BACKGROUND: Screening for vascular risk factors is commonly assessed through self-report, despite reports of low sensitivity using this approach in healthy populations. The validity of self-reported vascular risk factors in a population at high risk for stroke has yet to be explored. AIMS: This study investigated the validity of self-reported cardiovascular risk factors (e.g., hypertension, hypercholesterolemia, and type II diabetes mellitus) in a population of patients with a recent history of high-risk transient ischemic attack or minor stroke. METHODS: Data were extracted from patient questionnaire responses and medical records (n = 101). Agreement between self-report and clinical measures (blood pressure, fasting blood glucose, lipid profile, and active medications) was assessed using estimates of sensitivity, specificity, and positive and negative predictive values for each vascular risk factor. RESULTS: Forty-nine percent of the study population inaccurately self-reported at least 1 vascular risk factor. Sensitivities of self-report for hypertension, hypercholesterolemia, and diabetes were 84.5% (confidence interval [CI]: 72.1-92.2), 57.5% (CI: 44.1-69.7), and 77.8% (CI: 57.3-90.6), respectively, while specificities were 76.7% (CI: 61.0-87.7), 83.3% (CI: 67.3-93.2), and 95.4% (CI: 87.8-98.9), respectively.
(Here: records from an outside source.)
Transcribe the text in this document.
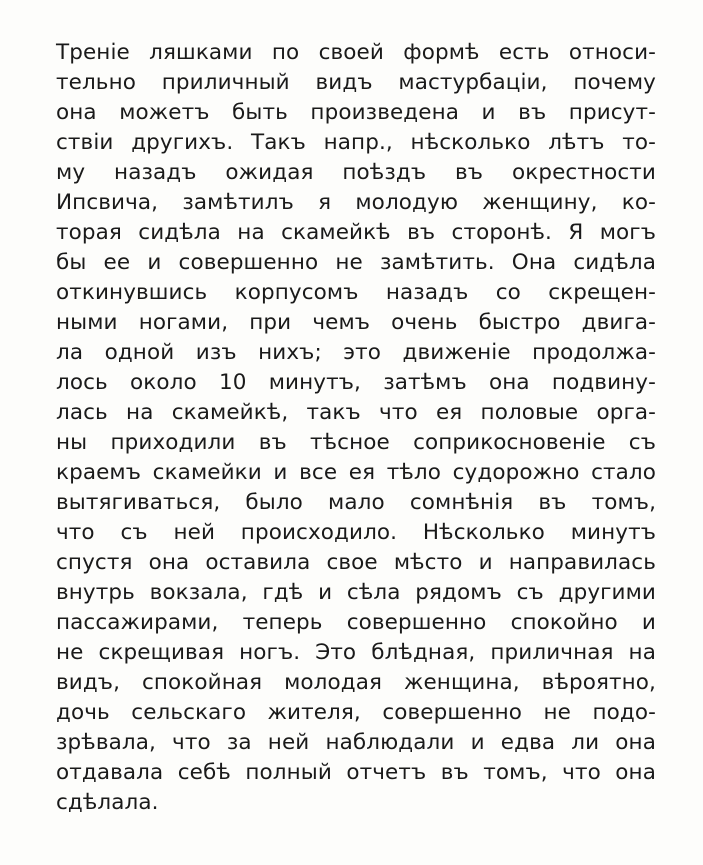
Треніе ляшками по своей формѣ есть относи-
тельно приличный видъ мастурбаціи, почему
она можетъ быть произведена и въ присут-
ствіи другихъ. Такъ напр., нѣсколько лѣтъ то-
му назадъ ожидая поѣздъ въ окрестности
Ипсвича, замѣтилъ я молодую женщину, ко-
торая сидѣла на скамейкѣ въ сторонѣ. Я могъ
бы ее и совершенно не замѣтить. Она сидѣла
откинувшись корпусомъ назадъ со скрещен-
ными ногами, при чемъ очень быстро двига-
ла одной изъ нихъ; это движеніе продолжа-
лось около 10 минутъ, затѣмъ она подвину-
лась на скамейкѣ, такъ что ея половые орга-
ны приходили въ тѣсное соприкосновеніе съ
краемъ скамейки и все ея тѣло судорожно стало
вытягиваться, было мало сомнѣнія въ томъ,
что съ ней происходило. Нѣсколько минутъ
спустя она оставила свое мѣсто и направилась
внутрь вокзала, гдѣ и сѣла рядомъ съ другими
пассажирами, теперь совершенно спокойно и
не скрещивая ногъ. Это блѣдная, приличная на
видъ, спокойная молодая женщина, вѣроятно,
дочь сельскаго жителя, совершенно не подо-
зрѣвала, что за ней наблюдали и едва ли она
отдавала себѣ полный отчетъ въ томъ, что она
сдѣлала.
Accuracy of self-report for hypercholesterolemia was significantly lower than that for diabetes (P < .001) and hypertension (P < .05), with 42.6% of those with high cholesterol under-reporting their diagnosis. Logistic regression revealed that odds of accurate self-report were greater among younger adults and males. CONCLUSIONS: These results highlight the need for clinicians, scientists, and epidemiologists to be cautious when screening for vascular risk factors using self-report measures as cross validation against objectives measures reveals poor sensitivity. Our results also highlight a lack of public education concerning these significant conditions.